If you didn't finish Lab 1, I've given you a synthesized netlist for my vga_sync. This will allow you to move forward with Lab 2 without handicap. Remember, you must achieve functionality on all labs to pass the course.

Documentation Focus Areas

  • Use of Git
    • Detailed commit messages after each substantive change
    • Bug fixes should have a commit message!
    • No more "Update README"! Tell me what you added
    • Make your commit history clean - no "initial commit" or "merged branch of ..." midstream
  • Code Style
    • Disciplined!
    • No inferred latches
    • Clear separation of memory and combinational logic
    • Constants / generics over magic numbers
    • Short, relevant headers
  • README
    • Introduce the problem you're trying to solve
      • In Lab 1, tell me about the timing requirements!

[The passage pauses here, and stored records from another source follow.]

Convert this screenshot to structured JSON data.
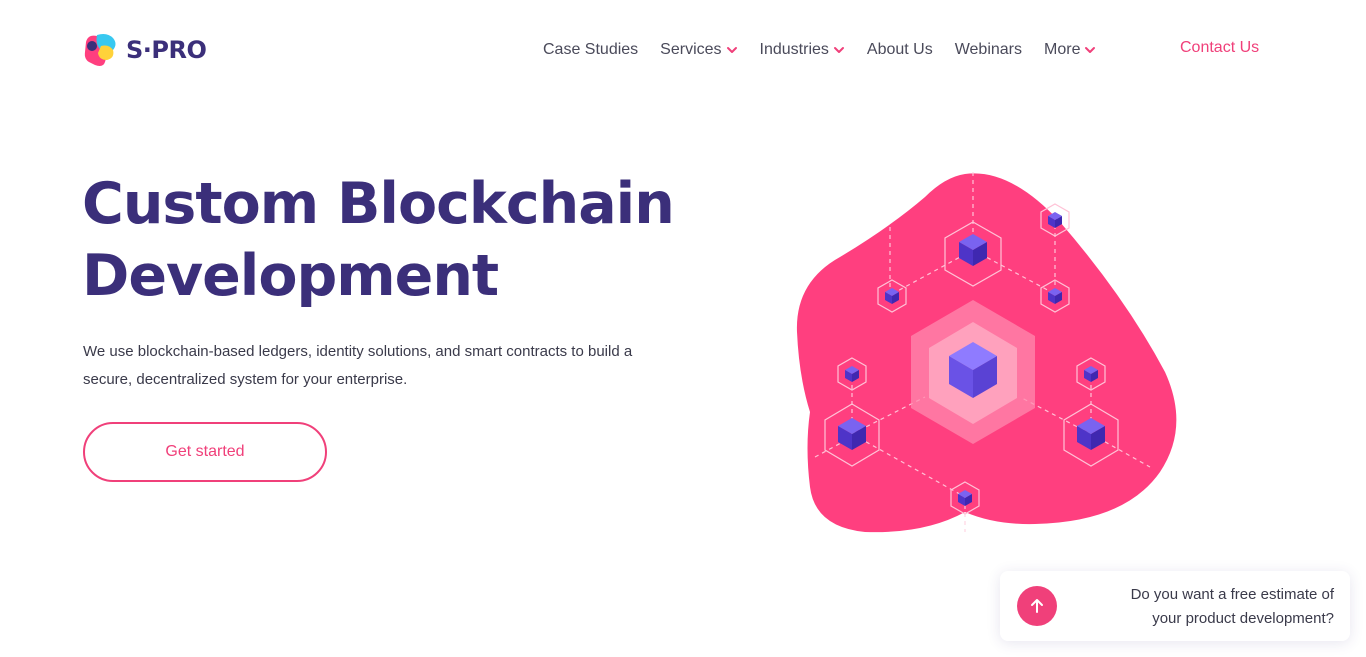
{
  "brand": {
    "name": "S·PRO",
    "accent": "#f0407a",
    "primary": "#3b2f7a"
  },
  "nav": {
    "items": [
      {
        "label": "Case Studies",
        "has_dropdown": false
      },
      {
        "label": "Services",
        "has_dropdown": true
      },
      {
        "label": "Industries",
        "has_dropdown": true
      },
      {
        "label": "About Us",
        "has_dropdown": false
      },
      {
        "label": "Webinars",
        "has_dropdown": false
      },
      {
        "label": "More",
        "has_dropdown": true
      }
    ],
    "contact_label": "Contact Us"
  },
  "hero": {
    "title_line1": "Custom Blockchain",
    "title_line2": "Development",
    "description": "We use blockchain-based ledgers, identity solutions, and smart contracts to build a secure, decentralized system for your enterprise.",
    "cta_label": "Get started"
  },
  "illustration": {
    "name": "blockchain-network-illustration",
    "blob_color": "#ff3f7f",
    "cube_color": "#5b3fd1"
  },
  "estimate_widget": {
    "line1": "Do you want a free estimate of",
    "line2": "your product development?",
    "icon": "arrow-up-icon"
  }
}
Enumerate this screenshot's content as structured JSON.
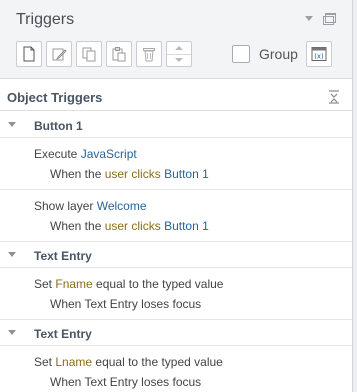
{
  "panel": {
    "title": "Triggers",
    "group_label": "Group"
  },
  "toolbar": {
    "icons": [
      "new-trigger-icon",
      "edit-icon",
      "copy-icon",
      "paste-icon",
      "delete-icon",
      "reorder-stepper",
      "variables-icon"
    ]
  },
  "section": {
    "title": "Object Triggers"
  },
  "objects": [
    {
      "name": "Button 1",
      "triggers": [
        {
          "l1_pre": "Execute ",
          "l1_link": "JavaScript",
          "l2_pre": "When the ",
          "l2_var": "user clicks",
          "l2_sp": " ",
          "l2_link": "Button 1"
        },
        {
          "l1_pre": "Show layer ",
          "l1_link": "Welcome",
          "l2_pre": "When the ",
          "l2_var": "user clicks",
          "l2_sp": " ",
          "l2_link": "Button 1"
        }
      ]
    },
    {
      "name": "Text Entry",
      "triggers": [
        {
          "l1_pre": "Set ",
          "l1_var": "Fname",
          "l1_post": " equal to the typed value",
          "l2_text": "When Text Entry loses focus"
        }
      ]
    },
    {
      "name": "Text Entry",
      "triggers": [
        {
          "l1_pre": "Set ",
          "l1_var": "Lname",
          "l1_post": " equal to the typed value",
          "l2_text": "When Text Entry loses focus"
        }
      ]
    }
  ],
  "colors": {
    "link": "#2a6496",
    "variable": "#8a6d1c",
    "header_bg": "#f3f4f6"
  }
}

    • Show how your state machine solves it
    • Show the hardware required to realize the state machine
    • Show the code constructs that map to hardware
    • Describe each of your modules and how they fit together
    • Describe your test / debug strategy
    • Discuss each bug you ran into, how you identified it, and how you ultimately fixed it
    • Pictures are good! Block diagram, FSM diagram, running testbench, lab result, etc.